The world’s leading food, beverage and forestry companies are being invited to join business leaders working with the University of Cambridge Institute for Sustainability Leadership (CISL), to identify new commercial opportunities from protecting the natural environment. 

The call to action is included in a ‘must read’ report launched by CISL today (17 February 2015), targeting international companies that rely heavily on ‘natural capital’ – natural resources such as water, soil and timber, that underpin global supply chains and provide commercial value. Through collaboration with household names including Nestlé, Asda and Mars, the CISL report also sheds light on the different responses businesses are already making to enhance natural capital, and where they are generating business benefits.

Last month, the UK Government’s independent advisory body, the Natural Capital Committee, warned that the decline of the country’s natural environment is harming the economy.
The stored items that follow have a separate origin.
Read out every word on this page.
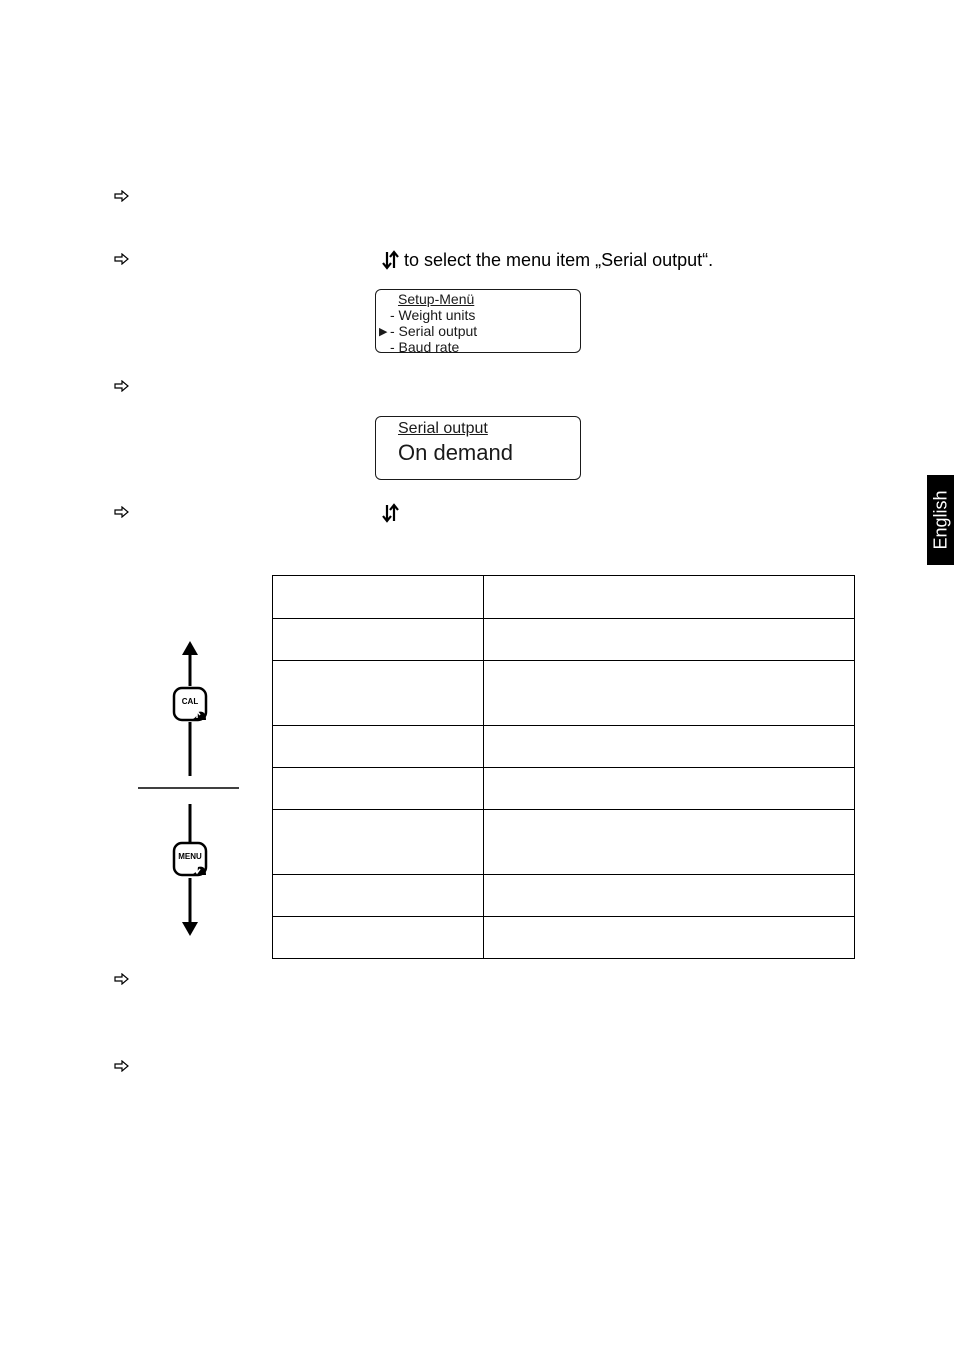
to select the menu item „Serial output“.
Setup-Menü
- Weight units
▶ - Serial output
- Baud rate
Serial output
On demand
CAL
MENU

English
The CISL report highlights that this has implications for businesses, not only in the UK but globally, as environmental degradation increases worldwide.

Polly Courtice, Director of the University of Cambridge Institute for Sustainability Leadership (CISL) said: “Many of the companies we work with at CISL are already implementing measures to reduce their impact on natural capital across their supply chains, but we all recognise the need to go further and to get many more businesses involved.

“By developing a body of evidence in partnership with a group of companies we aim to translate the management of natural capital into tangible commercial benefits – highlighting in real terms the financial savings, security of supply, and brand enhancement on offer.”

Through innovative thinking, CISL hopes to build the business case for companies to manage the natural capital throughout their operations and supply chains more sustainably.

Andy Brown, Head of Sustainability at Anglian Water, said: “The need for improved water quantity and quality is intensifying all across our region, whether it’s used for our growing population, agriculture or industry.

“This is why we are increasingly looking for opportunities to further develop multi-sector resource management plans and an integrated approach to a new water resource infrastructure.”